Upcoming Event: Oden Institute Seminar
Jan Fuhg, Assistant Professor, Aerospace Engineering and Engineering Mechanics, UT Austin
3:30 – 5PM
Tuesday Dec 3, 2024
POB 6.304 and Zoom
Data-driven constitutive modeling with neural networks has received increased interest in recent years due to its ability to easily incorporate physical and mechanistic constraints and to overcome the challenging and time-consuming task of formulating phenomenological constitutive laws that can accurately capture the observed material response. However, even though neural network-based constitutive laws have been shown to generalize proficiently, the generated representations are not easily interpretable due to their high number of trainable parameters. Sparse regression approaches exist that allow for obtaining interpretable expressions, but the user is tasked with creating a library of model forms which by construction limits their expressiveness to the functional forms provided in the libraries. We propose to train regularized physics-augmented neural network-based constitutive models utilizing a smoothed version of L^0-regularization. This maintains the trustworthiness inherited by the physical constraints but also enables interpretability which has not been possible thus far on any type of machine learning-based constitutive model where model forms were not assumed a priori but were actually discovered. We aim to set a new paradigm for interpretable machine learning models in the broad area of solid mechanics where low and limited data is available along with prior knowledge of physical constraints that the learned maps need to obey.

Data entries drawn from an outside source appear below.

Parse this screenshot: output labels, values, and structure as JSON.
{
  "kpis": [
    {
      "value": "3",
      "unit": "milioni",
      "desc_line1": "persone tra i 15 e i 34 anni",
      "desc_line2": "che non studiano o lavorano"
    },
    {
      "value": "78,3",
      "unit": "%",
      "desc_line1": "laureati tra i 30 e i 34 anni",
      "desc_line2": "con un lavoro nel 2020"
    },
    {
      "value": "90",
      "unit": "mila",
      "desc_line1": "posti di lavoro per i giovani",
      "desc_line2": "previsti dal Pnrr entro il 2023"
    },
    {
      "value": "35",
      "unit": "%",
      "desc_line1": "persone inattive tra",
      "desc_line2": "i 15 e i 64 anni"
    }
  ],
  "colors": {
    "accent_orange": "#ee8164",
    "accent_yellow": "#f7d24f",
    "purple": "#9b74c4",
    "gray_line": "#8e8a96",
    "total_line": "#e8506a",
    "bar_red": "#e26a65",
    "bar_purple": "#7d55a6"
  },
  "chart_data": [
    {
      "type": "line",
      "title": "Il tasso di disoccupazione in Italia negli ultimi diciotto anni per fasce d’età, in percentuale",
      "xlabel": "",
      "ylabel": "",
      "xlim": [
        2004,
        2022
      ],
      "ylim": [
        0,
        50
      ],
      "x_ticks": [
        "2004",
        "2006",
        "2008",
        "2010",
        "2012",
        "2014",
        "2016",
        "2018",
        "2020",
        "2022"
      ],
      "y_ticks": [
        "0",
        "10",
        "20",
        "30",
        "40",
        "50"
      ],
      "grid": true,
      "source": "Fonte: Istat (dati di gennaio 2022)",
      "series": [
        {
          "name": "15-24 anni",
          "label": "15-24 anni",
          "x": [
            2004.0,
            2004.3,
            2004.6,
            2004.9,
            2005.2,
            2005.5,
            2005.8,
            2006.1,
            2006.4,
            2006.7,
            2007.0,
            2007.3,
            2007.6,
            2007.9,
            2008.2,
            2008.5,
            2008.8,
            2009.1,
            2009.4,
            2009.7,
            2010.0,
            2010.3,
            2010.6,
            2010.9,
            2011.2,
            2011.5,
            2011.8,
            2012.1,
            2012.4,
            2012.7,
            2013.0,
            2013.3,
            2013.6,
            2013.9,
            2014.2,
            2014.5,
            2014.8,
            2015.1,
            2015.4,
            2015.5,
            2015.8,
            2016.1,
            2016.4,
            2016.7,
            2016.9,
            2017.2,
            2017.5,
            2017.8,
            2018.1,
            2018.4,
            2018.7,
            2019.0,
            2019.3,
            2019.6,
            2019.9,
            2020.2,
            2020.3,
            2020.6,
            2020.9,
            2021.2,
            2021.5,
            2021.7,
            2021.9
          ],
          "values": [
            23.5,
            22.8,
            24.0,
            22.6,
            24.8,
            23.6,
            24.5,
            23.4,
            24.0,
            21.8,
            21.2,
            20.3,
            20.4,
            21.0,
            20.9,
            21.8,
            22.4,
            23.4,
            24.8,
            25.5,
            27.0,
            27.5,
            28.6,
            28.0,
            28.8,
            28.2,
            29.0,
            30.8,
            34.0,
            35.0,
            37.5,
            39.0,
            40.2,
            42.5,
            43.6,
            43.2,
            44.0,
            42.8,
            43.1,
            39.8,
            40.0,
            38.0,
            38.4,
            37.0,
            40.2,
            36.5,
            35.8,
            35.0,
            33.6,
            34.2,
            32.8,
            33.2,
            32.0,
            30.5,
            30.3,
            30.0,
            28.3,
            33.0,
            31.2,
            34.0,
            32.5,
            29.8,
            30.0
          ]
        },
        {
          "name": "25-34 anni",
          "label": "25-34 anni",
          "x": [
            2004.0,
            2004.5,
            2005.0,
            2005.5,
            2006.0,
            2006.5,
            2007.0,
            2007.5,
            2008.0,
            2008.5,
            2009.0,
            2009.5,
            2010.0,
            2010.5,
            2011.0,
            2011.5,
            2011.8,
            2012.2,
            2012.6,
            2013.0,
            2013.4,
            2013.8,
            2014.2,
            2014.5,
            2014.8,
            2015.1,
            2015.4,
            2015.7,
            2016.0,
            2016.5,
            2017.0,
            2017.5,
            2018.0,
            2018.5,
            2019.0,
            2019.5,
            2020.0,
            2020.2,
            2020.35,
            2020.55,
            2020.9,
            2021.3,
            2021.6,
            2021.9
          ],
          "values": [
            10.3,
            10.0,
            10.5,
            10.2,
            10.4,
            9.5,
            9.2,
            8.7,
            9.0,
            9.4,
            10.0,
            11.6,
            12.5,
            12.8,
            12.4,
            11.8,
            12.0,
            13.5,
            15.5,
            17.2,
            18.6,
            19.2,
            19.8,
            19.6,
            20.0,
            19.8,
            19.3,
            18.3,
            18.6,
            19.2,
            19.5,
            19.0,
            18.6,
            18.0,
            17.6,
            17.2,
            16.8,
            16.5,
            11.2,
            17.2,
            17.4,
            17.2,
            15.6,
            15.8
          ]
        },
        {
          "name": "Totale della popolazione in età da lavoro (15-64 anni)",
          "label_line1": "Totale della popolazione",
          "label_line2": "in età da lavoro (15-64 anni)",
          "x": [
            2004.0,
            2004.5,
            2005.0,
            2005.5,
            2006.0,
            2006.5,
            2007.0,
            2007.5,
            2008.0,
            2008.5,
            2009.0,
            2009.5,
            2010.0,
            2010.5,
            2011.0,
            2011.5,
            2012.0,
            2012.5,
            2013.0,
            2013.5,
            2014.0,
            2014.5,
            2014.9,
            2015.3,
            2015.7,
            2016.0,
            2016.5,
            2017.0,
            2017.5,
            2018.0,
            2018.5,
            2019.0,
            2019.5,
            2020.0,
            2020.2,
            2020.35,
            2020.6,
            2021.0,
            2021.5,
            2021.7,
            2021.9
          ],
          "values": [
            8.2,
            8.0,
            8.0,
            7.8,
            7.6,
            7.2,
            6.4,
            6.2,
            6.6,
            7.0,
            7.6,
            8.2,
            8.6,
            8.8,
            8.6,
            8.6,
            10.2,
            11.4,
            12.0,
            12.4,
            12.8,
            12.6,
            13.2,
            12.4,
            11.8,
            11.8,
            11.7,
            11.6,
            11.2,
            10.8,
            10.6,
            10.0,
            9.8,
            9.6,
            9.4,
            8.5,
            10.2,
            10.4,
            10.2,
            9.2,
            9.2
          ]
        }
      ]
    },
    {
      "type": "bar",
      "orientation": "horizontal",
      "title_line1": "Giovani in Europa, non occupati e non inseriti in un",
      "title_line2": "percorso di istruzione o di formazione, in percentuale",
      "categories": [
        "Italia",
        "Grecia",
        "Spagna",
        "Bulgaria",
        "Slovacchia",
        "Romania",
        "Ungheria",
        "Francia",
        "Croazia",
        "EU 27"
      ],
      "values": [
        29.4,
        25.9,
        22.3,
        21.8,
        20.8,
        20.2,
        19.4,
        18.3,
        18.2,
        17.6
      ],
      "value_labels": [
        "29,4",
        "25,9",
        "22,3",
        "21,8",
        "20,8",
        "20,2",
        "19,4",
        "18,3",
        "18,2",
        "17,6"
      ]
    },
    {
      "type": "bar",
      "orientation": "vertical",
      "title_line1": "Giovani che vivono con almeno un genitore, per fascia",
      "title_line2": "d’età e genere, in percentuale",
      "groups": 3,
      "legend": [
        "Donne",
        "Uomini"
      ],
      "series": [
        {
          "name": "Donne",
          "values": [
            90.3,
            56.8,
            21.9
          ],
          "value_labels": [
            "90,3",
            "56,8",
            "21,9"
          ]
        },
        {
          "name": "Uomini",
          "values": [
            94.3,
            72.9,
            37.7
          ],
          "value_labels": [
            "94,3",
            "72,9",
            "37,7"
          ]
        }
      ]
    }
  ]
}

Jan Fuhg joined the Department of Aerospace Engineering and Engineering Mechanics in the spring semester of 2024. Before that, he received his Ph.D. in Mechanical Engineering at Cornell University in 2023 and a B.Sc. and M.Sc. in Computational Engineering at the University of Hannover, Germany. Fuhg's research focuses on the development of methods for data-driven computational science and scientific machine learning. He currently works on theoretical and computational tools for modeling and forecasting the mechanics of materials across different length and time scales. Additionally, he is interested in reliability analysis, uncertainty quantification, and the design of experiments.